Overall, the results of the models showed that the model accuracy was more dependent on whether oversampling or undersampling was used. The oversampling method was more successful at classifying data points that were actually non-injured, while the undersampling method did a much better job at accurately classifying the points that were actually injured.

                                      Conclusion
We balanced the data set using multiple different strategies, such as sampling, oversampling, and undersampling.

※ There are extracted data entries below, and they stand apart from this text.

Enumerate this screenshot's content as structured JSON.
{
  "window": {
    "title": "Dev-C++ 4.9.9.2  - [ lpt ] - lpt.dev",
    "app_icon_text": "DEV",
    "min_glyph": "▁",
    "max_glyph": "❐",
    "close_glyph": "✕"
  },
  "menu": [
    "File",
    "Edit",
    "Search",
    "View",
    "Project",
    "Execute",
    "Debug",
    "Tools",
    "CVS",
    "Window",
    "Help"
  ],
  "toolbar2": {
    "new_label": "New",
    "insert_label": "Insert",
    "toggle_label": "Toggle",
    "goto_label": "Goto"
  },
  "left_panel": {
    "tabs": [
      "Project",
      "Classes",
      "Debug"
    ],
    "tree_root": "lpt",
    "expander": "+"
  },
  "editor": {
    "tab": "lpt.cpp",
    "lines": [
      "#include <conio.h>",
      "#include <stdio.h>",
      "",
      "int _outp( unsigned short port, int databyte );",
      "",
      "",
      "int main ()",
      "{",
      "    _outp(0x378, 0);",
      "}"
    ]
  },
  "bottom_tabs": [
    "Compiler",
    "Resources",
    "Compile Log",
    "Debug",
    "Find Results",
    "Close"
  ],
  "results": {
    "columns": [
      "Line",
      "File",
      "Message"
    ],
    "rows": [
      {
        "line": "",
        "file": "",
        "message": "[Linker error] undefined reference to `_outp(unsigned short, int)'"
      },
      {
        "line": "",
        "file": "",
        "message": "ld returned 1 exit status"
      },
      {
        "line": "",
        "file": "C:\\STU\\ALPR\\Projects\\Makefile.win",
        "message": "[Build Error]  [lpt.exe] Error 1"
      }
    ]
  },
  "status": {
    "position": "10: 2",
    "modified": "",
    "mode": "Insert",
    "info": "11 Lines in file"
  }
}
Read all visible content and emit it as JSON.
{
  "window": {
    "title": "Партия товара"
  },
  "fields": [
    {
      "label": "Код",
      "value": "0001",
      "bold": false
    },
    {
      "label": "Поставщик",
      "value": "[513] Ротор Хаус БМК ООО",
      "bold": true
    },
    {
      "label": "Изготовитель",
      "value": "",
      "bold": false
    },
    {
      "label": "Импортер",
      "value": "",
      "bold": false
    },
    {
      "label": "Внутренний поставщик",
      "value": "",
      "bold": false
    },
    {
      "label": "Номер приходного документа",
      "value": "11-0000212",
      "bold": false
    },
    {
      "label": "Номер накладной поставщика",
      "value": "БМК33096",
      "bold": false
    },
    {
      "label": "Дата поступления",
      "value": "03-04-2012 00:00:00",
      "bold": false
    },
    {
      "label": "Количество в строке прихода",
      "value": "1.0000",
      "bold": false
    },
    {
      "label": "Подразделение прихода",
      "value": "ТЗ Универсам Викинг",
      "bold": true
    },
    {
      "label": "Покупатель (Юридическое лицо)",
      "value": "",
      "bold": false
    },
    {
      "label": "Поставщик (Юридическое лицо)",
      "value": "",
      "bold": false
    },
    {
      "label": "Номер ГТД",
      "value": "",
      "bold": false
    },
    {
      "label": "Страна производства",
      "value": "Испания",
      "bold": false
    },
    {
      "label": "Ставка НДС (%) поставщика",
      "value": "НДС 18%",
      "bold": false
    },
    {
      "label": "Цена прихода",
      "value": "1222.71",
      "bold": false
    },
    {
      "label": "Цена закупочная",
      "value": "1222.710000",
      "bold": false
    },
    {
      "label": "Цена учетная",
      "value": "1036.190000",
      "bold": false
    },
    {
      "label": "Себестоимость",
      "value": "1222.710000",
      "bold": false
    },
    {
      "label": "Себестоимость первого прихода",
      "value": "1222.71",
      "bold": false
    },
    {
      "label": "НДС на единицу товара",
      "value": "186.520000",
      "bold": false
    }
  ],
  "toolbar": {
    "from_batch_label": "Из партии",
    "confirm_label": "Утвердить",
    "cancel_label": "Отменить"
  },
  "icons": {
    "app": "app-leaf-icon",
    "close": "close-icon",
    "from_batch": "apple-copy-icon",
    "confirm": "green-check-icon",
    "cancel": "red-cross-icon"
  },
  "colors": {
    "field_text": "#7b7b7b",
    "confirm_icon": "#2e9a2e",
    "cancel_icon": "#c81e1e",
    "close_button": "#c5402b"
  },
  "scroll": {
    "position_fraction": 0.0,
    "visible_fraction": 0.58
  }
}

The different balanced datasets where tested on several different binary classifiers, such as KNN, SVM, Bagging, and XGBooster. The highest accruacy we achieved is with XGBooster and Bagging with a 99% accuracy rate. The downside for this accuracy is overfitting as the minority class has a 0% predicted accuracy. The classifier which has the best accuracy equilibrium in proportion to the minority and majority class is XGBooster with Undersampling. This had a 60% overall accuracy rate, with 60% for injured prediction and 60% for non-injured prediction. Neither of these predicted accuracies are useful. The high accuracy overfits, and the lower accuracy is not good enough for real life application.